Because the collapse has come from such extraordinary levels, rates for now remain well above pre-Covid numbers, he explained.

Freight costs are about two times the 2019 average and charter earnings 2.5 times that level.

The rate figure is more than 100% above the 2010 to 2019 average, and the charter rate index is only 20% off the 2005 peak in the previous boom.

“In a base case, rate levels might not fall back as far as previous lows, but watch closely for incoming fleet growth, ongoing trade headwinds and the development of port congestion, which will determine how far and fast the softening goes from now,” Crowe added.
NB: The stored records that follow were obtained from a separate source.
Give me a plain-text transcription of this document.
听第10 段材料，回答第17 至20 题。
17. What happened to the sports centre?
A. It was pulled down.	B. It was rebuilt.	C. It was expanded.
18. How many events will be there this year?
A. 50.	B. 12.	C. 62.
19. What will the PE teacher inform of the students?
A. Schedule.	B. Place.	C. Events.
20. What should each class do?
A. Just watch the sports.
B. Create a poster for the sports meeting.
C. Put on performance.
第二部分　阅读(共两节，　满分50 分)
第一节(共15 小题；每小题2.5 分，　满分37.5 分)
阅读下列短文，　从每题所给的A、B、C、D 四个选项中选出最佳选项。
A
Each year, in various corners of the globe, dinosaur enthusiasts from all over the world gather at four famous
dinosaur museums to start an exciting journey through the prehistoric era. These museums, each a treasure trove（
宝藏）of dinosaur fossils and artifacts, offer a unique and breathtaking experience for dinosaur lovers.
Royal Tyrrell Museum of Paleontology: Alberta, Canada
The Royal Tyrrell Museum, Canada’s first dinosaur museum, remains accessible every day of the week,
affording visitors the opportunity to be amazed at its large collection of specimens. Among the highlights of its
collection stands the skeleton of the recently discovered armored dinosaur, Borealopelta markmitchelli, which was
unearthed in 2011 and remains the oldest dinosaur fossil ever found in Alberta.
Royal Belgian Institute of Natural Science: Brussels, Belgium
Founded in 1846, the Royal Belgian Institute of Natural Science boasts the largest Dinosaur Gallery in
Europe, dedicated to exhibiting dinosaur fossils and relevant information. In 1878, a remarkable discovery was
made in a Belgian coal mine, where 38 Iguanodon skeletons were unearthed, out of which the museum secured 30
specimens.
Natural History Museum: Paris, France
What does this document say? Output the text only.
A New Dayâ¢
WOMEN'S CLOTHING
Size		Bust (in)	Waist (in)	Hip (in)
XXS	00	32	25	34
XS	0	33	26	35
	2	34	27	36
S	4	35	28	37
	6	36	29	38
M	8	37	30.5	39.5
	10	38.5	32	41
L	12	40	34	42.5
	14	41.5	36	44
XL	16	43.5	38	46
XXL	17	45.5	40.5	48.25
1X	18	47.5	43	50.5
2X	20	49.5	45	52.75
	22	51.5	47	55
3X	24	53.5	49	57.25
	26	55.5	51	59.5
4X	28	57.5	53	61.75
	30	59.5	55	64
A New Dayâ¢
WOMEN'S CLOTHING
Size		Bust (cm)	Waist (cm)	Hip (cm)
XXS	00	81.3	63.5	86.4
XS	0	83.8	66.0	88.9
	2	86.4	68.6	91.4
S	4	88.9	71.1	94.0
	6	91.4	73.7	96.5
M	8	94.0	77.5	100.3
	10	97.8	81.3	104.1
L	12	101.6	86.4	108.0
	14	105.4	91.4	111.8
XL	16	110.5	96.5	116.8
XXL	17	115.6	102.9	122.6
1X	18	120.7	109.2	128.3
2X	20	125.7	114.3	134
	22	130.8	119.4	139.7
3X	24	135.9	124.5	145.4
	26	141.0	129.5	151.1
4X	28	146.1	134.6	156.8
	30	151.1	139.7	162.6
Fleet capacity will rise between 6% and 8% in 2023 and 2024 due to newbuilding deliveries, he said, although slippage may affect this.

“Spot box freight and containership charter rates are now within the range of previous market cycles,” the analyst said.

‘Astonishing swing’

“It’s an astonishing swing, even if contract rates have reportedly seen more limited declines so far and near-term liner revenues should feel some protection from contract volumes, if they feed through, at levels negotiated previously.”

In April, the Clarksons Research time charter rate index stood at an all-time high of 434, against a 2021 average of 250.

It now stands at 137, down 68% from April and 63% over the past six weeks.

The one-year rate for a 4,400-teu panamax has dropped by 70% from $117,500 per day at the end of August to $34,500.

Perfect storm blows itself out

Declines have been less acute in the larger sizes, where, relatively, availability is still lower, for now.

“The perfect storm of positive drivers supporting the container markets has clearly passed through,” Crowe said.

“A softening in market levels was always expected, but the recent swiftness and severity has surprised many.”

Facing macroeconomic headwinds and surging inflation, container trade is faltering, down 1.6% year on year in the first eight months of 2022, he said.